The past months have felt like torrential rainfall that culminates in hail. It was a tough semester and has kept me from writing down summaries of papers, although, I have still been doing a number of reading, just without the translation to the blog. The months have passed quickly and not because I have been slacking on my growing in machine learning, it is actually the opposite. After a nice week break of surfing, I’m happy to start afresh tackling new and seminal papers.
One thing I’ve found in the meantime is Yannic Kilcher’s Youtube channel, which walks through ML papers, but more importantly gives his interpretation and explanation of them. Really his take on things has motivated me to keep trying to do these I&I weeks as they may be the most beneficial pieces I write, and certainly the only original work.

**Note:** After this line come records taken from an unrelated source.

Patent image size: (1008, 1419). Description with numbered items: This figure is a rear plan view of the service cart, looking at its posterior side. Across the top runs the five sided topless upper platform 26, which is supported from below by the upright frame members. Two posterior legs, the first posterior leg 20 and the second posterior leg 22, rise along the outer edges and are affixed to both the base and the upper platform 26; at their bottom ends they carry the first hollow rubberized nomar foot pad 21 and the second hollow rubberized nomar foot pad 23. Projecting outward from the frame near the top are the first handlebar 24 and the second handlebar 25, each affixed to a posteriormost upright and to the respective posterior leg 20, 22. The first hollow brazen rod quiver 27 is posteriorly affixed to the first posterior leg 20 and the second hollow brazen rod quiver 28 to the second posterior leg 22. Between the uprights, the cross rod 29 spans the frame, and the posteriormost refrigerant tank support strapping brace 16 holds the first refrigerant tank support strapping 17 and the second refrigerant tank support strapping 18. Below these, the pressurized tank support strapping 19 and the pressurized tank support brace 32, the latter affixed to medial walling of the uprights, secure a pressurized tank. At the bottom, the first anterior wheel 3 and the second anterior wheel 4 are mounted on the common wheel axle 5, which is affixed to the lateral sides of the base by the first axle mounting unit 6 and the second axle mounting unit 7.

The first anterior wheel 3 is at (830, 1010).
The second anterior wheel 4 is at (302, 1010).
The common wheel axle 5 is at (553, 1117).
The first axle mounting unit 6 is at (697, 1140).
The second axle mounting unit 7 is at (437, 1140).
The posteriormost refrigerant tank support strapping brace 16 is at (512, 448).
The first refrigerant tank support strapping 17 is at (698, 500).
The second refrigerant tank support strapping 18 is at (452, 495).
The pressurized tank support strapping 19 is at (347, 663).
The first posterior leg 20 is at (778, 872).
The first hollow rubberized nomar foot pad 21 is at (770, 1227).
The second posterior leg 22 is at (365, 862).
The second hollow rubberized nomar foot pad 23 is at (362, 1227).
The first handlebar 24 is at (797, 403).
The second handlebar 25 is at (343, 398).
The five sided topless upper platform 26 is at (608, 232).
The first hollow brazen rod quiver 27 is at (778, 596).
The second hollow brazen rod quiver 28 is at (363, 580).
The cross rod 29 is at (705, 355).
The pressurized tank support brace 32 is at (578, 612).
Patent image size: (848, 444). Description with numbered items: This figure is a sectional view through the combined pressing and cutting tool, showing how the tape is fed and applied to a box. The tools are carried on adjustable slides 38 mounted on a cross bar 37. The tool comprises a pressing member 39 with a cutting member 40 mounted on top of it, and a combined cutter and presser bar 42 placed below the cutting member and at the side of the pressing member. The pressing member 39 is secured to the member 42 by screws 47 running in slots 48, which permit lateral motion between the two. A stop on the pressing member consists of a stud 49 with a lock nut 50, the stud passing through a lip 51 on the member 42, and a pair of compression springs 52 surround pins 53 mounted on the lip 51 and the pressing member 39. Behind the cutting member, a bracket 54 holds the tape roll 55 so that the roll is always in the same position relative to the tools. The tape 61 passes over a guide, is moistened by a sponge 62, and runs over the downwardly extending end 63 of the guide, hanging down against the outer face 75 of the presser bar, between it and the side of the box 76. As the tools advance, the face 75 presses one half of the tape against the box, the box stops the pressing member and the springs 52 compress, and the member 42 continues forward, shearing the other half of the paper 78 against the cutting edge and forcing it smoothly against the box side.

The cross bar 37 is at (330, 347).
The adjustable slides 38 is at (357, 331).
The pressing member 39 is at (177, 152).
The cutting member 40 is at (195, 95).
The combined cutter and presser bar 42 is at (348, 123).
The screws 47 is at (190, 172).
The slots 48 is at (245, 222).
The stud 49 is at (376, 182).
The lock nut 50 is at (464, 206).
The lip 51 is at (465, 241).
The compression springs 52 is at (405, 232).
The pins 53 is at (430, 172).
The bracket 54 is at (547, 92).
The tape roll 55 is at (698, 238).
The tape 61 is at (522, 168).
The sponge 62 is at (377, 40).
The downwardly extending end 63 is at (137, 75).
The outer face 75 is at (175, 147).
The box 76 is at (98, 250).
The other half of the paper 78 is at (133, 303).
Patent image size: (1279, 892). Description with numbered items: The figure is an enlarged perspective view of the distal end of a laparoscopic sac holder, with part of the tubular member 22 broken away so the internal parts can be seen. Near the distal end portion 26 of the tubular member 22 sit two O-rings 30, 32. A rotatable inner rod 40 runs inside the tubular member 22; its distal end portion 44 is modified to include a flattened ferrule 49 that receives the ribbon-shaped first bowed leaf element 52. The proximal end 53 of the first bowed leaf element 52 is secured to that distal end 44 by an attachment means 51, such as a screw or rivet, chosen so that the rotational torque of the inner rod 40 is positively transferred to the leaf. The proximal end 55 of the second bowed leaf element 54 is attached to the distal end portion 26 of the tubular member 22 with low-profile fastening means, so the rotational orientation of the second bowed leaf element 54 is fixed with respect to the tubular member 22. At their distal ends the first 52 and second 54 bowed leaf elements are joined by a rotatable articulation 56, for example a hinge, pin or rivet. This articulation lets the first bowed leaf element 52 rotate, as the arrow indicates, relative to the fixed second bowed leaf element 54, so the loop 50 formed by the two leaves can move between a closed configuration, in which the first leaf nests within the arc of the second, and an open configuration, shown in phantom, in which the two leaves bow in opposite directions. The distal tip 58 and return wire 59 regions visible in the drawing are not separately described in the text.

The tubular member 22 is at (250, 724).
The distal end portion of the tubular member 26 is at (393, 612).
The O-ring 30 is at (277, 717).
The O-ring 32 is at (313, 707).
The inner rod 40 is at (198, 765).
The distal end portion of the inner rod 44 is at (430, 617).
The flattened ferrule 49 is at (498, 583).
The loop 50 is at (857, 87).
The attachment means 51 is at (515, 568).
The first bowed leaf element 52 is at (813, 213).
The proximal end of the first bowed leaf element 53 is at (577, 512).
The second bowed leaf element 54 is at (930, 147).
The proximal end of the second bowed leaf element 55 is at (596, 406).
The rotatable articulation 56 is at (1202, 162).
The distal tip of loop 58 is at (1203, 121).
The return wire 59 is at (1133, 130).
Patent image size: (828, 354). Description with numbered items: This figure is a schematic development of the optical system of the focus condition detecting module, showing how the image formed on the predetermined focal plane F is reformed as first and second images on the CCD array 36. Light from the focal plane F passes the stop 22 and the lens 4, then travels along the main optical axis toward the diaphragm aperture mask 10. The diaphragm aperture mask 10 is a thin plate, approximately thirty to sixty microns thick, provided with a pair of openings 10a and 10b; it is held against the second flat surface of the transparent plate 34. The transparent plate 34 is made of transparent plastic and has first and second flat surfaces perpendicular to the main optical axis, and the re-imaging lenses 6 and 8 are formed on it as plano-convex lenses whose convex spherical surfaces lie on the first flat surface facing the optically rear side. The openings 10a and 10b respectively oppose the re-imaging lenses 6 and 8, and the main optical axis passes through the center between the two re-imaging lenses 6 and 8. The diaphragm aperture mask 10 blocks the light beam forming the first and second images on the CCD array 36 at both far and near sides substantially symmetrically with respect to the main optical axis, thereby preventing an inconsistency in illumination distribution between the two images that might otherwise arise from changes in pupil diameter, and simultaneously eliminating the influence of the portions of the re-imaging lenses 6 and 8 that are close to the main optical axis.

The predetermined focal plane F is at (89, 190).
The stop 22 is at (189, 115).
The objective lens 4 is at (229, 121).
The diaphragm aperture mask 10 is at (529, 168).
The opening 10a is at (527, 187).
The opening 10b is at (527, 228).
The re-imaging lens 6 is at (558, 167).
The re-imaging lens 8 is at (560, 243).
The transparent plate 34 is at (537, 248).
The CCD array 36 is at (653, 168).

This week I want to reflect on a few ideas that have begun to solidify in my thinking, and map out some further direction.
Attention
I still have only an academic view of attention and a media driven thought of the power of Transformer architectures, but one idea which I had not previously understood regarding Transformers is they are actually so powerful because they lack many assumptions. It is unclear from the beginning with a paper like ‘Attention is all you need’ that attention is so fundamentally a basic computation structure, but I’m becoming convinced that the power lies in its generality not the novelty of its design. When I first read the paper, it seemed like a new idea, and novel to apply to systems exclusively, which makes it seem like the power is in the newness of the architecture. But what I now see is attention mechanism leaves behind so many assumptions (like CNN’s localization of weights) that many previous architectures rely on due to the data/computation curve. Given infinite data and high computation with a good optimizer, an MLP is going to be the highest performer, precisely because it lacks many assumptions we use today to overcome our lack of data and limited compute.
I hope to come to a more nuanced view of this and architectures in general, but also have a clear view of where the payoffs are coming from. Even the BERT paper cites how simply being able to leverage the compute structures we already have is a reason BERT is able to perform so well.
Hopefully, I can come up with a paradigm that includes the architecture, data, and compute capabilities to understand what to expect for performance and predict what the future holds.
Capsule Networks
I really want to improve my understanding and even code up some simple CapsNets. I simply want to explore what literature is out there, and I want to at least explore something while there is a bit of skepticism just to invest in things that may have space for me to contribute. Thus, my hope is to be able to take the next few papers as Capsule papers to see what its like.